A new approach to investigate dineutron correlation and its application to $^{10}$Be

TL;DR

This paper introduces a new theoretical framework using dineutron condensate wave functions to analyze neutron-neutron correlations in neutron-rich nuclei, applied specifically to $^{10}$Be, revealing insights into dineutron formation.

Contribution

The paper develops a novel AMD+DC method combining dineutron condensate and antisymmetrized molecular dynamics wave functions for realistic nuclear systems.

Findings

Dineutron correlations are significant at the surface of $^{10}$Be.

The DC wave function enhances understanding of dineutron formation.
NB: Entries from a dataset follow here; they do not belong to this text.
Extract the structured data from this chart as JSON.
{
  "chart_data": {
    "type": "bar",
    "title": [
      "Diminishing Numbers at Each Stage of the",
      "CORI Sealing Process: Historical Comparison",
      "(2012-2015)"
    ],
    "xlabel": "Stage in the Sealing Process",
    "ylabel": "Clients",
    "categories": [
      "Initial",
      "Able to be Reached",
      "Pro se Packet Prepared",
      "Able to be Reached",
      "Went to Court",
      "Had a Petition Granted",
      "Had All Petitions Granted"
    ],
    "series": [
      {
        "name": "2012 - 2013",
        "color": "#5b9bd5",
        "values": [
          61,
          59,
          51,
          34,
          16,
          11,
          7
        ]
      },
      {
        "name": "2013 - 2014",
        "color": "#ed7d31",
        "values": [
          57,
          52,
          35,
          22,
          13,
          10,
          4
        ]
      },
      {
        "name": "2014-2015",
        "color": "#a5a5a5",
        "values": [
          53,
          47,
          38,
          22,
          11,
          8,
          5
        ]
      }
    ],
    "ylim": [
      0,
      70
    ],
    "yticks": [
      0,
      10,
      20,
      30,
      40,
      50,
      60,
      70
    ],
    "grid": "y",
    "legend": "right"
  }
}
Application to $^{10}$Be shows effects on ground and excited states.

Abstract

We propose a new framework by means of the dineutron condensate (DC) wave function to describe the dineutron correlation, which is characterized by the spatially strong correlation of a spin-zero neutron-neutron pair, in neutron-rich nuclei with an active deformed core surrounded by valence neutrons. Using the DC wave function for a 2$\alpha$+2n system, which corresponds to a toy model for the $^{10}$Be system, we investigate the neutron-neutron correlation around the $2\alpha$ core and discuss the mechanism of the dineutron formation at the surface of finite nuclei. To investigate dineutron correlations in realistic nuclear systems, we superpose the antisymmetrized molecular dynamics (AMD) wave functions and the DC wave functions. Applying the AMD+DC method to $^{10}$Be, we show effects of the DC wave functions in the ground and excited $0^+$ states of $^{10}$Be and discuss the dineutron correlation in them.